Born in Allahabad and raised in Kerala and Sudan, Meena Alexander explores in book after book the trauma of migration and dislocation. As a poet and person, she feels she is “a shadow with two heads. One head in Manhattan and the other in a childhood place that exists inside me.” This book introduces the reader to a new location—Venice. A historical Venice and, specifically, a seventeenth-century Jewish mystic poet, Sarra Copia Sullam (1592–1641), who floats into view to captivate her and is accommodated most naturally in the shifting geography of Alexander’s search for connections. She finds in Sarra a kindred soul, and a whole section of the book is devoted to imagining this poet’s life and work.

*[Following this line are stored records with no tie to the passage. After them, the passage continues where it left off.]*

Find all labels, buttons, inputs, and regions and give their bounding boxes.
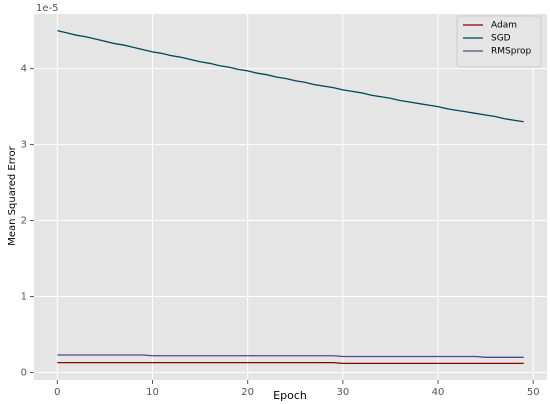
legend-label: SGD (491, 34, 511, 44)
x-tick-label: 10 (146, 387, 159, 398)
line (57, 361, 524, 365)
legend-label: Adam (491, 21, 517, 31)
legend-label: RMSprop (491, 47, 531, 57)
y-offset-label: 1e-5 (36, 3, 59, 14)
y-tick-label: 3 (21, 140, 27, 151)
y-tick-label: 4 (21, 64, 27, 75)
x-tick-label: 0 (54, 387, 60, 398)
x-axis-label: Epoch (273, 389, 307, 402)
x-tick-label: 40 (432, 387, 445, 398)
legend: Adam SGD RMSprop (456, 15, 542, 68)
legend-box (456, 15, 542, 68)
y-tick-label: 0 (21, 367, 27, 378)
y-tick-label: 1 (21, 292, 27, 303)
line (57, 30, 524, 123)
plot-area (34, 14, 547, 380)
y-axis-label: Mean Squared Error (7, 145, 18, 245)
line (57, 354, 524, 358)
x-tick-label: 30 (336, 387, 349, 398)
y-tick-label: 2 (21, 216, 27, 227)
x-tick-label: 20 (241, 387, 254, 398)
x-tick-label: 50 (527, 387, 540, 398)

Alexander revisits places made familiar to us in her other books. The poems in the section “Grandmother’s Garden” bring a radiant freshness to our memories of the place. 

“A Notebook Is Not a Foreign Country” starts with a quote from Basho—“days and months are travelers of eternity”—and grows into twenty-eight haiku-length links. Along the way, she broods on Basho again, “who burnt his house” to get a better view of the moon!

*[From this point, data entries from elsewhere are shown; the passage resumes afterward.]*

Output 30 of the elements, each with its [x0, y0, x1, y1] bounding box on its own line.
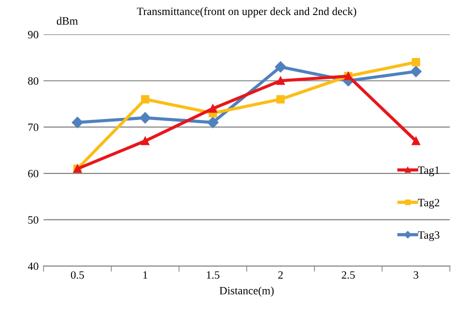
x-tick-label: 2	[278, 271, 283, 279]
y-tick-label: 80	[28, 77, 38, 85]
point	[276, 95, 285, 104]
point	[140, 136, 150, 146]
point	[207, 116, 218, 128]
x-tick-label: 1	[143, 271, 148, 279]
point	[412, 136, 420, 146]
point	[208, 104, 218, 113]
x-tick-label: 1.5	[206, 271, 220, 279]
x-axis-title: Distance(m)	[220, 286, 274, 297]
point	[140, 95, 150, 104]
y-tick-label: 90	[28, 30, 38, 38]
x-tick-label: 3	[414, 271, 418, 279]
legend-label: Tag1	[418, 166, 440, 176]
point	[410, 66, 422, 78]
point	[274, 61, 286, 72]
x-tick-label: 0.5	[70, 271, 84, 279]
point	[140, 112, 151, 124]
legend-label: Tag3	[418, 231, 440, 241]
chart-title: Transmittance(front on upper deck and 2nd deck)	[136, 7, 356, 18]
y-tick-label: 70	[28, 124, 38, 132]
x-tick-label: 2.5	[342, 271, 355, 279]
point	[276, 76, 285, 85]
y-tick-label: 60	[28, 170, 38, 178]
y-axis-title: dBm	[56, 16, 78, 25]
y-tick-label: 40	[28, 262, 38, 270]
point	[72, 116, 84, 128]
y-tick-label: 50	[28, 216, 38, 224]
point	[412, 58, 420, 66]
legend-label: Tag2	[418, 198, 440, 209]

“Hyderabad Notebook” steps into the familiar territory of coffee houses, the university campus (where she spent many years teaching) “stacked with students in stained jeans and kurtas,” pavement booksellers, SIM card and cell phone purveyors, and beedi vendors. 

In this book, one notices long lines of prose rather than the poetically shaped verses typical of Alexander’s poetry. But her observations are offered with sharp attention to detail: “stretch marks on the belly of the sky”; “the garden as flesh, as mother space.” After all, the book is called In Praise of Fragments, and there is no denying the power of the resonances that echo through the interplay of memory and the living flesh of her surroundings.